Czarzasty: panie prezydencie, koniec kombinowania
Czarzasty stwierdził, że "nie będzie chyba taki miły wobec pana prezydenta". - Panie prezydencie, szanując instytucję i godność, jaką pan piastuje, chcę panu powiedzieć: koniec kombinowania. Jest większość w Sejmie, która wyłoni bez względu na to, jaką drogą pan pójdzie, rząd - mówił. - Popieramy tę większość, stanowimy część tej większości. Tak się zdarza, że bez względu na to, i to jest paradoks dla polskiej polityki, ale dobry paradoks, ile kto ma posłów i posłanek, to wszyscy są równi - zauważył wicemarszałek Sejmu.
Jak podkreślał, "popieramy desygnowanie pana Donalda Tuska i danie mu misji tworzenia rządu". - Przed nami kilka ważnych decyzji, ale te decyzje, uważam, zostaną podjęte w sposób spokojny i rozsądny - mówił współlider Nowej Lewicy.
- Ja reprezentuję siłę, która od 18 lat nie współrządziła w kraju. W związku z tym czuję, jak wielka odpowiedzialność jest na tej części, którą ja reprezentuję - dodał.

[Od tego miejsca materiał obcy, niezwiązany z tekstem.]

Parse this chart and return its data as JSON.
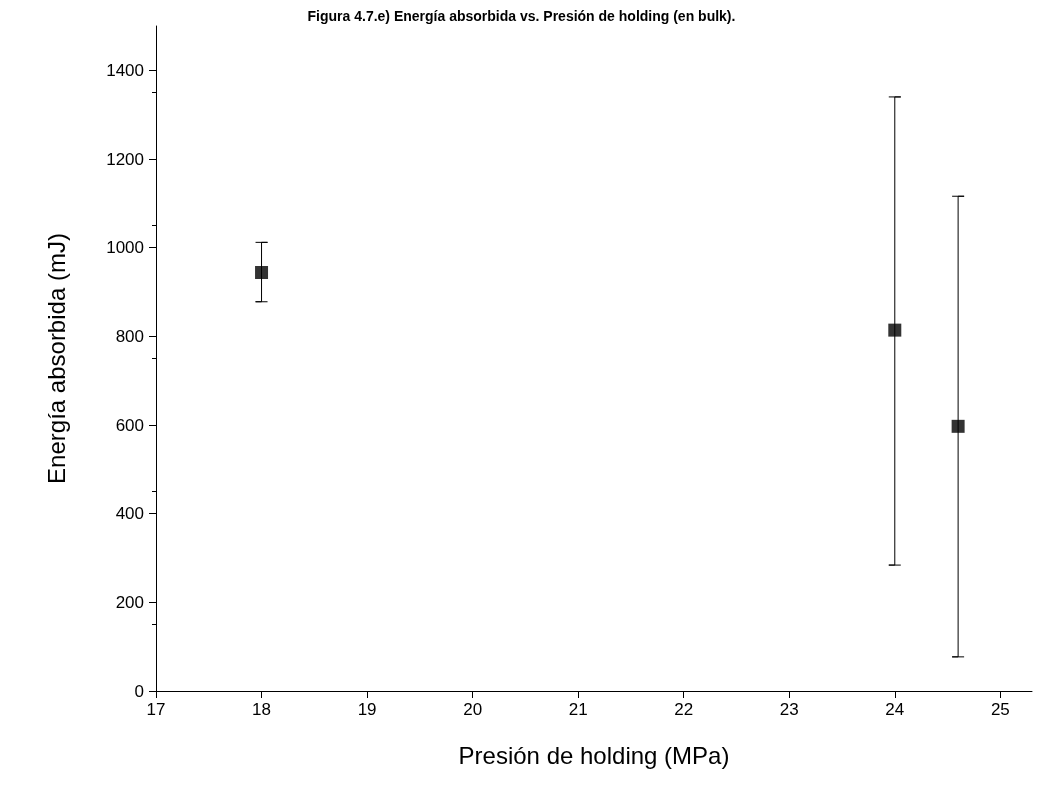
{
  "chart_data": {
    "type": "scatter",
    "title": "Figura 4.7.e) Energía absorbida vs. Presión de holding (en bulk).",
    "xlabel": "Presión de holding (MPa)",
    "ylabel": "Energía absorbida (mJ)",
    "x": [
      18,
      24,
      24.6
    ],
    "values": [
      944,
      814,
      597
    ],
    "errors": [
      [
        878,
        1012
      ],
      [
        284,
        1340
      ],
      [
        77,
        1116
      ]
    ],
    "color": "#000000",
    "marker": "square",
    "xlim": [
      17,
      25.3
    ],
    "xticks": [
      17,
      18,
      19,
      20,
      21,
      22,
      23,
      24,
      25
    ],
    "ylim": [
      0,
      1500
    ],
    "yticks": [
      0,
      200,
      400,
      600,
      800,
      1000,
      1200,
      1400
    ]
  }
}
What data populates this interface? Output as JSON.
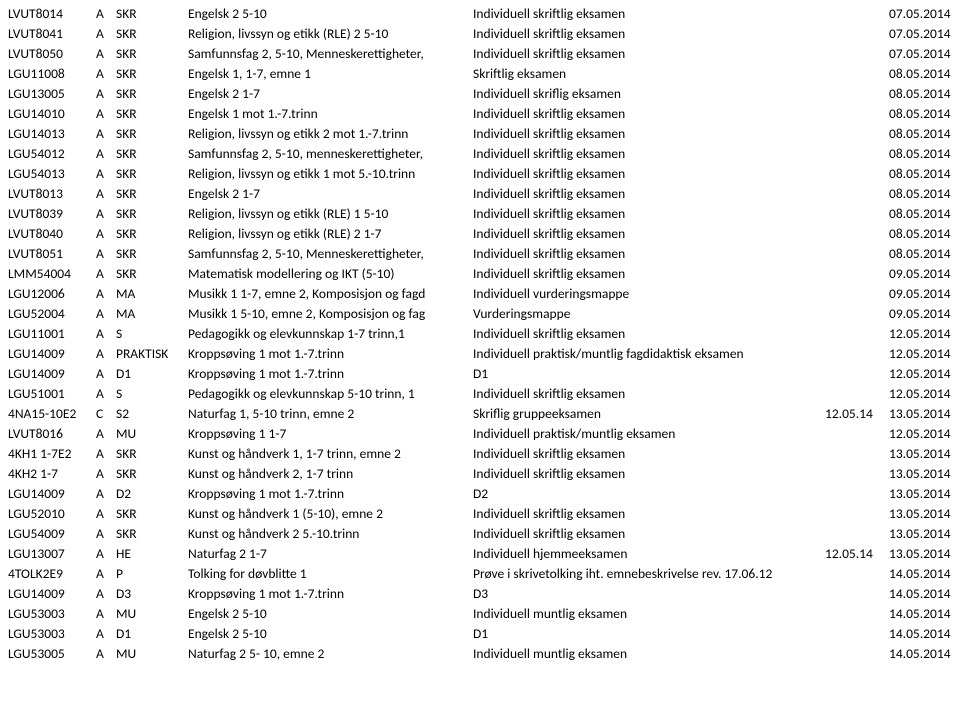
{
  "columns": [
    "code",
    "grp",
    "type",
    "course",
    "exam",
    "date1",
    "date2"
  ],
  "rows": [
    [
      "LVUT8014",
      "A",
      "SKR",
      "Engelsk 2 5-10",
      "Individuell skriftlig eksamen",
      "",
      "07.05.2014"
    ],
    [
      "LVUT8041",
      "A",
      "SKR",
      "Religion, livssyn og etikk (RLE) 2 5-10",
      "Individuell skriftlig eksamen",
      "",
      "07.05.2014"
    ],
    [
      "LVUT8050",
      "A",
      "SKR",
      "Samfunnsfag 2, 5-10, Menneskerettigheter,",
      "Individuell skriftlig eksamen",
      "",
      "07.05.2014"
    ],
    [
      "LGU11008",
      "A",
      "SKR",
      "Engelsk 1, 1-7, emne 1",
      "Skriftlig eksamen",
      "",
      "08.05.2014"
    ],
    [
      "LGU13005",
      "A",
      "SKR",
      "Engelsk 2 1-7",
      "Individuell skriflig eksamen",
      "",
      "08.05.2014"
    ],
    [
      "LGU14010",
      "A",
      "SKR",
      "Engelsk 1 mot 1.-7.trinn",
      "Individuell skriftlig eksamen",
      "",
      "08.05.2014"
    ],
    [
      "LGU14013",
      "A",
      "SKR",
      "Religion, livssyn og etikk 2 mot 1.-7.trinn",
      "Individuell skriftlig eksamen",
      "",
      "08.05.2014"
    ],
    [
      "LGU54012",
      "A",
      "SKR",
      "Samfunnsfag 2, 5-10, menneskerettigheter,",
      "Individuell skriftlig eksamen",
      "",
      "08.05.2014"
    ],
    [
      "LGU54013",
      "A",
      "SKR",
      "Religion, livssyn og etikk 1 mot 5.-10.trinn",
      "Individuell skriftlig eksamen",
      "",
      "08.05.2014"
    ],
    [
      "LVUT8013",
      "A",
      "SKR",
      "Engelsk 2 1-7",
      "Individuell skriftlig eksamen",
      "",
      "08.05.2014"
    ],
    [
      "LVUT8039",
      "A",
      "SKR",
      "Religion, livssyn og etikk (RLE) 1 5-10",
      "Individuell skriftlig eksamen",
      "",
      "08.05.2014"
    ],
    [
      "LVUT8040",
      "A",
      "SKR",
      "Religion, livssyn og etikk (RLE) 2 1-7",
      "Individuell skriftlig eksamen",
      "",
      "08.05.2014"
    ],
    [
      "LVUT8051",
      "A",
      "SKR",
      "Samfunnsfag 2, 5-10, Menneskerettigheter,",
      "Individuell skriftlig eksamen",
      "",
      "08.05.2014"
    ],
    [
      "LMM54004",
      "A",
      "SKR",
      "Matematisk modellering og IKT (5-10)",
      "Individuell skriftlig eksamen",
      "",
      "09.05.2014"
    ],
    [
      "LGU12006",
      "A",
      "MA",
      "Musikk 1 1-7, emne 2, Komposisjon og fagd",
      "Individuell vurderingsmappe",
      "",
      "09.05.2014"
    ],
    [
      "LGU52004",
      "A",
      "MA",
      "Musikk 1 5-10, emne 2, Komposisjon og fag",
      "Vurderingsmappe",
      "",
      "09.05.2014"
    ],
    [
      "LGU11001",
      "A",
      "S",
      "Pedagogikk og elevkunnskap 1-7 trinn,1",
      "Individuell skriftlig eksamen",
      "",
      "12.05.2014"
    ],
    [
      "LGU14009",
      "A",
      "PRAKTISK",
      "Kroppsøving 1 mot 1.-7.trinn",
      "Individuell praktisk/muntlig fagdidaktisk eksamen",
      "",
      "12.05.2014"
    ],
    [
      "LGU14009",
      "A",
      "D1",
      "Kroppsøving 1 mot 1.-7.trinn",
      "D1",
      "",
      "12.05.2014"
    ],
    [
      "LGU51001",
      "A",
      "S",
      "Pedagogikk og elevkunnskap 5-10 trinn, 1",
      "Individuell skriftlig eksamen",
      "",
      "12.05.2014"
    ],
    [
      "4NA15-10E2",
      "C",
      "S2",
      "Naturfag 1, 5-10 trinn, emne 2",
      "Skriflig gruppeeksamen",
      "12.05.14",
      "13.05.2014"
    ],
    [
      "LVUT8016",
      "A",
      "MU",
      "Kroppsøving 1 1-7",
      "Individuell praktisk/muntlig eksamen",
      "",
      "12.05.2014"
    ],
    [
      "4KH1 1-7E2",
      "A",
      "SKR",
      "Kunst og håndverk 1, 1-7 trinn, emne 2",
      "Individuell skriftlig eksamen",
      "",
      "13.05.2014"
    ],
    [
      "4KH2 1-7",
      "A",
      "SKR",
      "Kunst og håndverk 2, 1-7 trinn",
      "Individuell skriftlig eksamen",
      "",
      "13.05.2014"
    ],
    [
      "LGU14009",
      "A",
      "D2",
      "Kroppsøving 1 mot 1.-7.trinn",
      "D2",
      "",
      "13.05.2014"
    ],
    [
      "LGU52010",
      "A",
      "SKR",
      "Kunst og håndverk 1 (5-10), emne 2",
      "Individuell skriftlig eksamen",
      "",
      "13.05.2014"
    ],
    [
      "LGU54009",
      "A",
      "SKR",
      "Kunst og håndverk 2 5.-10.trinn",
      "Individuell skriftlig eksamen",
      "",
      "13.05.2014"
    ],
    [
      "LGU13007",
      "A",
      "HE",
      "Naturfag 2 1-7",
      "Individuell hjemmeeksamen",
      "12.05.14",
      "13.05.2014"
    ],
    [
      "4TOLK2E9",
      "A",
      "P",
      "Tolking for døvblitte 1",
      "Prøve i skrivetolking iht. emnebeskrivelse rev. 17.06.12",
      "",
      "14.05.2014"
    ],
    [
      "LGU14009",
      "A",
      "D3",
      "Kroppsøving 1 mot 1.-7.trinn",
      "D3",
      "",
      "14.05.2014"
    ],
    [
      "LGU53003",
      "A",
      "MU",
      "Engelsk 2 5-10",
      "Individuell muntlig eksamen",
      "",
      "14.05.2014"
    ],
    [
      "LGU53003",
      "A",
      "D1",
      "Engelsk 2 5-10",
      "D1",
      "",
      "14.05.2014"
    ],
    [
      "LGU53005",
      "A",
      "MU",
      "Naturfag 2 5- 10, emne 2",
      "Individuell muntlig eksamen",
      "",
      "14.05.2014"
    ]
  ]
}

Konsultacje w Pałacu Prezydenckim
We wtorek ruszają konsultacje u prezydenta Andrzeja Dudy z przedstawicielami ugrupowań, które wprowadziły posłów do nowego Sejmu. We wtorek do pałacu przyjechali liderzy Prawa i Sprawiedliwości, następnie zjawią się tam przedstawiciele Koalicji Obywatelskiej. W środę zaplanowano spotkania z przedstawicielami Trzeciej Drogi, Lewicy i Konfederacji.